Phospholipids carried by very low density lipoprotein (VLDL) are hydrolysed in circulation by lipoprotein and hepatic lipases and lecithin-cholesterol acyltransferase. We have previously demonstrated [J.J. Agren, A. Ravandi, A. Kuksis, G. Steiner, Structural and compositional changes in very low density lipoprotein triacylglycerols during basal lipolysis, Eur. J. Biochem. 269 (2002) 6223-6232] that the infusion of Triton WR 1339 (TWR), which inhibits these lipases, leads in 2 h to five-fold increase in VLDL triacylglycerol concentration along with major differences in the composition of their molecular species. The present study demonstrates that the accumulation of triacylglycerols is accompanied by major changes in the content of the VLDL phospholipids, of which the most significant is the enrichment of phosphatidylethanolamine (PtdEtn). This finding coincides with the enrichment in PtdEtn demonstrated in the VLDL of a hepatocytic Golgi fraction but it had not been demonstrated that the Golgi VLDL, along with its unusual phospholipid composition, can be directly transferred to plasma. Aside from providing an easy access to nascent plasma VLDL, the TWR infusion demonstrates that lipoprotein and hepatic lipases are also responsible for the degradation of plasma VLDL PtdEtn, as independently demonstrated for plasma phosphatidylcholine. Our results indicate also, with the exception of lysophosphatidylcholine, that preferential basal hydrolysis no dot lead to major differences in molecular species composition between circulating and newly secreted VLDL phospholipids. The comparison of the molecular species composition of VLDL and liver phospholipids suggests a selective secretion of PtdEtn and sphingomyelin molecular species during VLDL secretion.

Structural and compositional changes in very low density lipoprotein triacylglycerols during basal lipolysis.

Triacylglycerols secreted by liver and carried by very low density lipoprotein (VLDL) are hydrolysed in circulation by lipoprotein and hepatic lipases. These enzymes have been shown to have positional and fatty acid specificity in vitro.

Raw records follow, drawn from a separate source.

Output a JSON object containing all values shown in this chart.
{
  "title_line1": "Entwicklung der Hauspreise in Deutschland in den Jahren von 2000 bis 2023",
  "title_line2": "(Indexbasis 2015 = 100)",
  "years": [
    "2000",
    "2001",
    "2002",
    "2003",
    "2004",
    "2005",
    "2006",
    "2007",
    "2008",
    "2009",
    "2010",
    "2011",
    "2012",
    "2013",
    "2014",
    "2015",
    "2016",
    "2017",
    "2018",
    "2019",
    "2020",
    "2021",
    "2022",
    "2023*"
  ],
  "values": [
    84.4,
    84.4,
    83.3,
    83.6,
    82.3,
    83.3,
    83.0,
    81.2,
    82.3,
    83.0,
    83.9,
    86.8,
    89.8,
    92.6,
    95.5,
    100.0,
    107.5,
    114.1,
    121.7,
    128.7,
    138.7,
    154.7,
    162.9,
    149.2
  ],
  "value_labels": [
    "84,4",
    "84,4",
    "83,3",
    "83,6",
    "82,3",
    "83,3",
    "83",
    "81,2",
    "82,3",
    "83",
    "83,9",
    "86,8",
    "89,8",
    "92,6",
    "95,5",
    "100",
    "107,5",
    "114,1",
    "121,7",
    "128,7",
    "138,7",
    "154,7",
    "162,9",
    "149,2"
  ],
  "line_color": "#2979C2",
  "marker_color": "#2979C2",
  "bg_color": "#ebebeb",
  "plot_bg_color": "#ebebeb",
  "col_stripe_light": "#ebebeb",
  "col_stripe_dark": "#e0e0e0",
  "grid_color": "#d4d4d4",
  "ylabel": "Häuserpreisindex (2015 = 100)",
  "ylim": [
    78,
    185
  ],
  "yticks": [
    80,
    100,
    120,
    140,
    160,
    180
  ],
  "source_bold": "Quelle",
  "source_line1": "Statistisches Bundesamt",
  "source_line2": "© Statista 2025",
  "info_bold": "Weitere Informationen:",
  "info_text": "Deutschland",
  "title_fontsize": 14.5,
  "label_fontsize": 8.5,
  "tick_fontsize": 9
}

If there were specificity in basal lipolysis in vivo, triacylglycerol compositions of circulating and newly secreted VLDL would be different. To study this we compared the composition of normal fasting VLDL triacylglycerol of Wistar rats to that obtained after blocking lipolysis by Triton WR1339, which increased plasma VLDL triacylglycerol concentration about 4.7-fold in 2 h. Analyses of molecular species of sn-1,2- and sn-2,3-diacylglycerol moieties and stereospecific triacylglycerol analysis revealed major differences between the groups in the VLDL triacylglycerol composition. In nontreated rats, the proportion of 16:0 was higher and that of 18:2n-6 lower in the sn-1 position. The proportion of 14:0 was lower in all positions and that of 18:0 was lower in the sn-1 and sn-3 positions in nontreated rats whereas the proportions of 20:4n-6, 20:5n-3, 22:5n-3 and 22:6n-3 were higher in the sn-1 and lower in the sn-2 position. These results suggest that the fatty acid of the sn-1 position is the most decisive factor in determining the sensitivity for hydrolysis of the triacylglycerol. In addition, triacylglycerol species with highly unsaturated fatty acids in the sn-2 position also favoured hydrolysis. The in vivo substrate specificity followed only partly that obtained in in vitro studies indicating that the nature of molecular association of fatty acids in natural triacylglycerol affects its susceptibility to lipolysis. To conclude, our results indicate that preferential basal lipolysis leads to major structural differences between circulating and newly secreted VLDL triacylglycerol. These differences extend beyond those anticipated from analysis of total fatty acids and constitute a previously unrecognized feature of VLDL triacylglycerol metabolism.